Umbrella project for the IBMStreams organization. This project will be used for the management of the individual projects within the IBMStreams organization.
Other
19 stars 10 forks source link

Proposal to solve problem with big toolkits causing all toolkit libs (needed or not) to become part of an sab. #101

Closed hleuschner closed 7 years ago

hleuschner commented 7 years ago

@chanskw, @mikespicer From Samantha: With a big toolkit, and all its dependencies, it causes the application bundle to get really big when we build the application. In some cases, customers only use a small subset of the functions from the toolkit, but we are forced to carry all the dependencies and their jar files in the bundle. This will become more problematic in the bluemix environment as we try to submit these bundles.

From discussion with Jörg (@joergboe), Michael (@m-kotowski) and Mark ( @markheger): There might be a better solution than creation of smaller, more specific toolkits instead of big ones. Streams should leverage known dependencies and only bundle libs that are really needed by used toolkit operators/functions - not always all libs that come with a toolkit.

m-kotowski commented 7 years ago

The issue is probably also valid for operators having dependencies to dynamic link libraries (.so) that are part of the toolkit.

As described here, you can specify per toolkit, which toolkit files and folders shall be included in the sab file (<sabFiles>), in addition to the files and folders being included by default.

On operator level, you can also specify dependencies, for example, using the @Libraries Java annotation or the <libraryDependencies> XML element in the operator XML. Too minimize the size of sab files, the sab bundler could utilize these operator-specified dependencies. But, this is something, which can be implemented in the IBM Streams product only.

This issue raises another question: Should a toolkit contain dependent libraries (.jar or .so), or should it specify the dependencies only?
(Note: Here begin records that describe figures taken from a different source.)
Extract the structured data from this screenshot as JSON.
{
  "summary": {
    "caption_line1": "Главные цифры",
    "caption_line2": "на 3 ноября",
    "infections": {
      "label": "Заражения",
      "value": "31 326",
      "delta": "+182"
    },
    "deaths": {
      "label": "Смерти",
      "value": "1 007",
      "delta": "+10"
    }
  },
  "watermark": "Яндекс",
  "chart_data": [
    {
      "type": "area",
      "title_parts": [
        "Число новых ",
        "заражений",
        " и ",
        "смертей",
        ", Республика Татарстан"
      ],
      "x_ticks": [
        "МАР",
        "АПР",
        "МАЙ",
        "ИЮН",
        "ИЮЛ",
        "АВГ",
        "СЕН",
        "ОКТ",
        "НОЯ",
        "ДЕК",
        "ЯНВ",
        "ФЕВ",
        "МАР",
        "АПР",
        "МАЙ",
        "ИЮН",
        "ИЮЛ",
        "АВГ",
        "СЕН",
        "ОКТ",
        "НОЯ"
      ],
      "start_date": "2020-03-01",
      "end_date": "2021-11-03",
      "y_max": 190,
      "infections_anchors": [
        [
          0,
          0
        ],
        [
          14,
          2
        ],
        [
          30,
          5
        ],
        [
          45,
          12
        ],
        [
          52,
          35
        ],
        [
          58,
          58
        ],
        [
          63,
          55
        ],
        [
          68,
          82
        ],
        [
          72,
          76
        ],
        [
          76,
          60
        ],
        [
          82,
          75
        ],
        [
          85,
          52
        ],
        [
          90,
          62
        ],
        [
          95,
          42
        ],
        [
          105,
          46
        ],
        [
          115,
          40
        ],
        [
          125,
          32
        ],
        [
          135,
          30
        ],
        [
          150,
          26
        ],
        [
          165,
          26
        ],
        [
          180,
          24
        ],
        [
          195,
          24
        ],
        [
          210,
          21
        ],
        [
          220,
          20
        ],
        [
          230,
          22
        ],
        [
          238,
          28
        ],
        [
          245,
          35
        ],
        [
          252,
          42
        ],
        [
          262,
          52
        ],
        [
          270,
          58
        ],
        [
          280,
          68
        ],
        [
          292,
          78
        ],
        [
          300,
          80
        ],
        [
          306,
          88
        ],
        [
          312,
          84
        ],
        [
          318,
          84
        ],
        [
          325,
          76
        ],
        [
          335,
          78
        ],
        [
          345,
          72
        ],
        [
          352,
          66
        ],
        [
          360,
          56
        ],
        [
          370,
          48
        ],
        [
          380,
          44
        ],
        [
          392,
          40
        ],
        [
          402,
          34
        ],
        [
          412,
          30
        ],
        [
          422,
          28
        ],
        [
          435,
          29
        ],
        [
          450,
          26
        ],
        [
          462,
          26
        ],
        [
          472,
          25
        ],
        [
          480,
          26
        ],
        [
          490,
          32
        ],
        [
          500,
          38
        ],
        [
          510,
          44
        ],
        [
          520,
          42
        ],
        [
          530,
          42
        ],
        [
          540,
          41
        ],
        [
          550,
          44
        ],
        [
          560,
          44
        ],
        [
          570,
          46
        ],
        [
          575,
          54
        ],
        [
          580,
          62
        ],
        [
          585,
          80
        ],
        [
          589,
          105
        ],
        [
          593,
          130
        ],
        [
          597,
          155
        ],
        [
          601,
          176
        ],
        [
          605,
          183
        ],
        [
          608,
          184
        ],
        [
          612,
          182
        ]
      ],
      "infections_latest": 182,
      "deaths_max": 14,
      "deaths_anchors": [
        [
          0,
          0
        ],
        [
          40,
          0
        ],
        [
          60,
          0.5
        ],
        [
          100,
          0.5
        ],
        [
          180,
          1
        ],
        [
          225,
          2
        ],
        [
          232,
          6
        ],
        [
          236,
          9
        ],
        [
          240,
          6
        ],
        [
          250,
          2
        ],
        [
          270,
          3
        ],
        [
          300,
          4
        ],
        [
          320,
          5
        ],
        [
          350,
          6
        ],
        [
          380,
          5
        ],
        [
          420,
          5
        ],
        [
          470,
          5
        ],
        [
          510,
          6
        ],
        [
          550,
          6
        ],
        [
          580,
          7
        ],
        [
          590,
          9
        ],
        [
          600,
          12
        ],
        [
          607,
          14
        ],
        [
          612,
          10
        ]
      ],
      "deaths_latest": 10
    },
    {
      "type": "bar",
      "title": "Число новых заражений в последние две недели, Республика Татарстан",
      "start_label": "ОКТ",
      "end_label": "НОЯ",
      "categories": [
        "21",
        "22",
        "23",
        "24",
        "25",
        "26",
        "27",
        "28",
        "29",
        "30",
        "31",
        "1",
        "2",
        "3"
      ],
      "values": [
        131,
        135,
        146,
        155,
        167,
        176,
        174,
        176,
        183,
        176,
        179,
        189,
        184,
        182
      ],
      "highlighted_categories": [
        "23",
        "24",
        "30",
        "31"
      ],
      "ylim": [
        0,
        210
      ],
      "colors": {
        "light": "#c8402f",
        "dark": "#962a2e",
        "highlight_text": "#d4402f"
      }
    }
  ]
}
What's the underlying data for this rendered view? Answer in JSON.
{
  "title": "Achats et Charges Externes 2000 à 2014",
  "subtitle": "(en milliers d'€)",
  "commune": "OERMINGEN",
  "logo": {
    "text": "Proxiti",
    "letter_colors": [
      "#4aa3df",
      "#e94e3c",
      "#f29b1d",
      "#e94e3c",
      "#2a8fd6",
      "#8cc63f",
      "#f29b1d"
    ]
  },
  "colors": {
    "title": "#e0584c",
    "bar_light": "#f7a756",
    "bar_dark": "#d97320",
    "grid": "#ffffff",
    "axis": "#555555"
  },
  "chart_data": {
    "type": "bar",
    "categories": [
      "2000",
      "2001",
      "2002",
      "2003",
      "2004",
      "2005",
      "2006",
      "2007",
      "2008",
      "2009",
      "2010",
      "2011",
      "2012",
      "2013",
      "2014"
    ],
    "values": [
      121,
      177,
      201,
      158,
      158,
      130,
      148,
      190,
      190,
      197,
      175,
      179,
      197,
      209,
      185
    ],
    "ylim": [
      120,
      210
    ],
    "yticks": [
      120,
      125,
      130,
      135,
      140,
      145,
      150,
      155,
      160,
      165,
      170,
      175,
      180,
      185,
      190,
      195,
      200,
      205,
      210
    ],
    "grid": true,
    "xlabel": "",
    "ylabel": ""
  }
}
See the DPS toolkit's issue 16 for a case, where having dependent libraries in a toolkit results in problems.

From my point of view, if a dependency exists and if the dependent library belongs to a package that can be downloaded and installed separately, I would prefer to go this way instead of having a bundled copy in the toolkit. This approach requires more admin actions before you can use a toolkit, but it seems also to reduce/remove the size and clash problems.
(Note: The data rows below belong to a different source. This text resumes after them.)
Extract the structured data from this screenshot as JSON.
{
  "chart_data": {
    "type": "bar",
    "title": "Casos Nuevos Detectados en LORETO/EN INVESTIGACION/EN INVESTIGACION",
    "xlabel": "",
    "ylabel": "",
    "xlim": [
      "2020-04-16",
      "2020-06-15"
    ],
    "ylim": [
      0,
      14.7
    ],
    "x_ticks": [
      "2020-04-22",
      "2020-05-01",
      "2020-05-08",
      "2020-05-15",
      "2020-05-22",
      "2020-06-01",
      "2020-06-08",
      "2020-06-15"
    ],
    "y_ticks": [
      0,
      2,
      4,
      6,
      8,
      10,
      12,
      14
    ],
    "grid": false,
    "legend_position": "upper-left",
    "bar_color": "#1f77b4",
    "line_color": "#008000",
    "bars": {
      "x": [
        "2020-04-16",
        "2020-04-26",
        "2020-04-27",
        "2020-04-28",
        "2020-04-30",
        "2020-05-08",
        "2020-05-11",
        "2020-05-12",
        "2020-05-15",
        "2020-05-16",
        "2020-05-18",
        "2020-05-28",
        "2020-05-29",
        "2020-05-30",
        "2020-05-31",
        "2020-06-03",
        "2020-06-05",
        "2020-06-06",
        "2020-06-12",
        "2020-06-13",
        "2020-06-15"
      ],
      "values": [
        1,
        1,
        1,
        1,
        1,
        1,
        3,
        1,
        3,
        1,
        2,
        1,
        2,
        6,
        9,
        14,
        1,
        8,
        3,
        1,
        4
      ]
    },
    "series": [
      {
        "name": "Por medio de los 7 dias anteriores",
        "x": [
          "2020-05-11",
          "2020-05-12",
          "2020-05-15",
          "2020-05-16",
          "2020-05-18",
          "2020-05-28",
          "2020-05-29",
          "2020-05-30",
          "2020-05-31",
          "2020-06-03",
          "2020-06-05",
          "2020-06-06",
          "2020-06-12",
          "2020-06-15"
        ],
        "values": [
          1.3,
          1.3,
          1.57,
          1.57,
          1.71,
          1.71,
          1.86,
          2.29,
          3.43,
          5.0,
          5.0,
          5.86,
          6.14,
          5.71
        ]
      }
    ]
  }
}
mikespicer commented 7 years ago

FYI, we are also looking at being able to register toolkits with a domain or instance. Many details to be worked out, but the basic idea is that we would allow users to specify which dependencies should be included in the bundle and which should be resolved at submission time (with a failure if they cannot be resolved).

chanskw commented 7 years ago

I am going to close this as I do not think this can be resolved in the Github IBMStreams organization.